Plastik gibi; eski, tecrübeli ve birikimli bir sektörün dünya çapında ses getirecek farklı bir hikaye yazması gerektiğini belirten Bahçıvan, Türkiye’nin kendi teknolojisini ve makine parkını yeterince kullanamamasının Türk sanayisinin temel sorunu olduğunun altını çizdi. Çay kaşığı ile elde edilen kazanca karşılık kamyonlar dolusu kaynağın batıya teknoloji için aktarıldığını vurgulayan Bahçıvan, kendi makinesini ve kendi teknolojisini üretmeyen hiçbir sektörün global oyuncu olamayacağını söyledi. 18 Aralık’ta makineciler ile plastik sektörünün oyuncularını bir araya getirerek fikir fırtınası gerçekleştireceklerini hatırlatan Bahçıvan, “Bu kadar güçlü ve köklü sanayinin hammadde sorununu çözerse çok daha güçlü hale geleceğine inanıyorum. Ankara’dan bu noktada teşvik isteyeceğiz ve bu konuda fazlasıyla kaprisli ve ısrarcı olacağız. Türkiye’nin gelecek vizyonunun altını doldurabilecek sanayi dışında hiçbir sektör yok. Bu inancımız olduğu sürece Türkiye’nin geleceğine yönelik taleplerimizi ısrarla sürdüreceğiz” dedi.

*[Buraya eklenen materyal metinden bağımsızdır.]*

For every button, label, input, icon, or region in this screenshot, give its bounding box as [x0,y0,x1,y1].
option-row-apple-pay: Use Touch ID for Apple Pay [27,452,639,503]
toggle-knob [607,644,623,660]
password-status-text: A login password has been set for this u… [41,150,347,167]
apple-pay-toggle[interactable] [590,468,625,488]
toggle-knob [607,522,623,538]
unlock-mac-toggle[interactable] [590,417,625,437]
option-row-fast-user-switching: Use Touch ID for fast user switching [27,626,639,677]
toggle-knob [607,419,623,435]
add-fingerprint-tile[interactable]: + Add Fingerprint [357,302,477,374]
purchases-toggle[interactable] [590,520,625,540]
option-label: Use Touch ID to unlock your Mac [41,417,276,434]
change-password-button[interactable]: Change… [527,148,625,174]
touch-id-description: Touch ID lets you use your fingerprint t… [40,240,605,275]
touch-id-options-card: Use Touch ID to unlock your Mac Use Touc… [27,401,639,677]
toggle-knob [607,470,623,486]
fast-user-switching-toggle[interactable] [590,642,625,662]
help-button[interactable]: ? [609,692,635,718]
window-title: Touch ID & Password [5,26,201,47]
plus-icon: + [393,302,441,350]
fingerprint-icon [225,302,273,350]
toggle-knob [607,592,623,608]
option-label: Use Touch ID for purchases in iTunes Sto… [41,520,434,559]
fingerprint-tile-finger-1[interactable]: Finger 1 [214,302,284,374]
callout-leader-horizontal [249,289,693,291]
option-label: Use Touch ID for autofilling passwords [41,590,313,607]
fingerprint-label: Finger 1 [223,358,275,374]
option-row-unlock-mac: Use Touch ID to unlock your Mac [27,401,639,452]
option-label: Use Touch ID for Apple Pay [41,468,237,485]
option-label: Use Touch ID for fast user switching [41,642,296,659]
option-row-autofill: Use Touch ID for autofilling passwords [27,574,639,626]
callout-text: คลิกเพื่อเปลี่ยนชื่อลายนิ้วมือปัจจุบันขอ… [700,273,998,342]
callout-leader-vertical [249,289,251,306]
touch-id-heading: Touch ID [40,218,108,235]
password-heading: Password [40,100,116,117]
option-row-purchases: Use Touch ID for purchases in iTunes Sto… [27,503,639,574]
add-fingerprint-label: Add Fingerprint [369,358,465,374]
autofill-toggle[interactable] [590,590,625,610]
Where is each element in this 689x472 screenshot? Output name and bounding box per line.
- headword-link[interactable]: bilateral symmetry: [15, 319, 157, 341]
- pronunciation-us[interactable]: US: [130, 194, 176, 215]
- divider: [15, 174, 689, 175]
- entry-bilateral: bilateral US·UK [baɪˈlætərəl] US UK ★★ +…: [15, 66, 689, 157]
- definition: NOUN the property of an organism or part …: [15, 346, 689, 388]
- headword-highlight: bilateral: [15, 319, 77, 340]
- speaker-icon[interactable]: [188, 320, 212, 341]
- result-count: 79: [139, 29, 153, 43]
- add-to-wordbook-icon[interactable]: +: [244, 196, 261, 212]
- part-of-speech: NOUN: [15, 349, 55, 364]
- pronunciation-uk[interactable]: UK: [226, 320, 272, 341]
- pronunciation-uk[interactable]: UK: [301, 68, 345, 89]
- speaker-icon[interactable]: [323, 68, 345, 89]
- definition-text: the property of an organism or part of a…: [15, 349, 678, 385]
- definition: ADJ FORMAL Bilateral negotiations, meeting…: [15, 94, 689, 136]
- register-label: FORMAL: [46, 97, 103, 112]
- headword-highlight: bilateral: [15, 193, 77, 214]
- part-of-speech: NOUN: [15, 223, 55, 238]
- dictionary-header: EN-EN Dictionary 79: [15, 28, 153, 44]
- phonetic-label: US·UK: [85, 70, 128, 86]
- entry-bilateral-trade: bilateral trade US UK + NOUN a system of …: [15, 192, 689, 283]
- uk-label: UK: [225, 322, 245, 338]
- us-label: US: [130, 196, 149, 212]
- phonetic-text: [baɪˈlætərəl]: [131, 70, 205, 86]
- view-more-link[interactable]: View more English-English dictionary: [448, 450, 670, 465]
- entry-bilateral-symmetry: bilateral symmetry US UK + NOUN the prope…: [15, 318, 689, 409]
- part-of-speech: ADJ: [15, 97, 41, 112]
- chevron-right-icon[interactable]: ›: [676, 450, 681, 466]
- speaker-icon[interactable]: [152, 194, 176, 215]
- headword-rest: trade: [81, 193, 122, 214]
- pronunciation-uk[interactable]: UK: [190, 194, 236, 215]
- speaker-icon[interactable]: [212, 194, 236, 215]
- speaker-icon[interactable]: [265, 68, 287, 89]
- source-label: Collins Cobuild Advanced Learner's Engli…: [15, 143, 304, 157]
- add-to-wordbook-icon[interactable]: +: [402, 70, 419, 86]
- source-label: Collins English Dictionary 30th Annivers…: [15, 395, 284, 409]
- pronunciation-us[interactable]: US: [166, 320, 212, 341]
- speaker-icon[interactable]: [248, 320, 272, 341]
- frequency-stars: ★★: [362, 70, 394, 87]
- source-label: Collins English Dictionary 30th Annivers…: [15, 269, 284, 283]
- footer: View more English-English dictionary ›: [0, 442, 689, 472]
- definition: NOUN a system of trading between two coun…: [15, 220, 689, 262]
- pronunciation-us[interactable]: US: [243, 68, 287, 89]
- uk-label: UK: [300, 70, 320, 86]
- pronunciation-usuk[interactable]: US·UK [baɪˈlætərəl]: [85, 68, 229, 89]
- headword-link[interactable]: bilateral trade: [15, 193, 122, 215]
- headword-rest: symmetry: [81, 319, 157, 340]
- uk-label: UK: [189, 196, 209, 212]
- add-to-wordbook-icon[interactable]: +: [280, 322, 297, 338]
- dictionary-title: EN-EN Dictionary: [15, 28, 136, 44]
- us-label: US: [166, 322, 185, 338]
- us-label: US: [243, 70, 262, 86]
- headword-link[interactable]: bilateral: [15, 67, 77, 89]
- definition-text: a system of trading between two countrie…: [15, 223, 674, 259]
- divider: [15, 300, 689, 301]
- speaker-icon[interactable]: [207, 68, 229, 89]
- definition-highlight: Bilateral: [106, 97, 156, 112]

ADNAN DALGAKIRAN: “STRATEJİMİZİ ÜRETİM ARAÇLARI İMALATI YÖNÜNDE KURGULAMALIYIZ”

İSO Yönetim Kurulu Başkan Yardımcısı Adnan Dalgakıran da konuşmasında, ABD Çalışma Bakanlığının bir raporundan bahsederek, raporda, bugün ABD’de doğan çocukların yüzde 65’inin yetişkinlik çağına girdikleri zaman günümüz itibariyle bilinmeyen meslekleri yapacaklarının değerlendirildiğini söyledi. Türkiye’nin kültürel bir devrime ihtiyacı olduğunu belirten Dalgakıran, “Türkiye’nin yürüyeceği yol yetişmiş insan üzerine olmalı. Biz hala asgari ücretleri tartışırsak o noktanın çok uzağındayız demektir. Makine sektörünü ele alırsak dünyada en büyük ticaret enerji, ardından makine sanayisi geliyor. Çin, Kore ve Tayvan endüstriyel devrimlerini üretim araçlarını imal etmek üzerine kurgulayıp bu konuyu stratejik bir sektör olarak algılayarak kaynaklarının önemli kısmını buraya aktarıyor” şeklinde konuştu.

PAGDER Yönetim Kurulu Başkanı Reha Gür ise plastik sektörünü dünyanın en çevreci sektörü olarak tanımlayarak 36. dönem başkanlığını üstlendiklerini ve geçmiş yönetimlerin başarılarını daha üst noktalar taşımakla mükellef olduklarını söyledi. Yönetim kurulu olarak katılımcıların eleştirilerine ihtiyaç duyduklarını ifade eden Gür, PAGDER’in çalışmalarını anlatan bir sunum gerçekleştirdi. Gür, tüketim konusunda toplum olarak dünya trendlerini takip ettiklerini ancak üretim ve sanayide bu trendi yakalayamadıklarını kaydederek “Sektör olarak ham maddede ve makinede dışa bağımlıyız. Kendi içimizde inovasyonu yaratabilecek genç bir kitleyiz. Eğitim sorunumuzu çözebilirsek bizi kimse tutamaz” şeklinde konuştu.

Toplantı kapsamında söz alan diğer konuşmacılar da sektörün bugünü ve geleceğine dair değerlendirmelerde bulundu.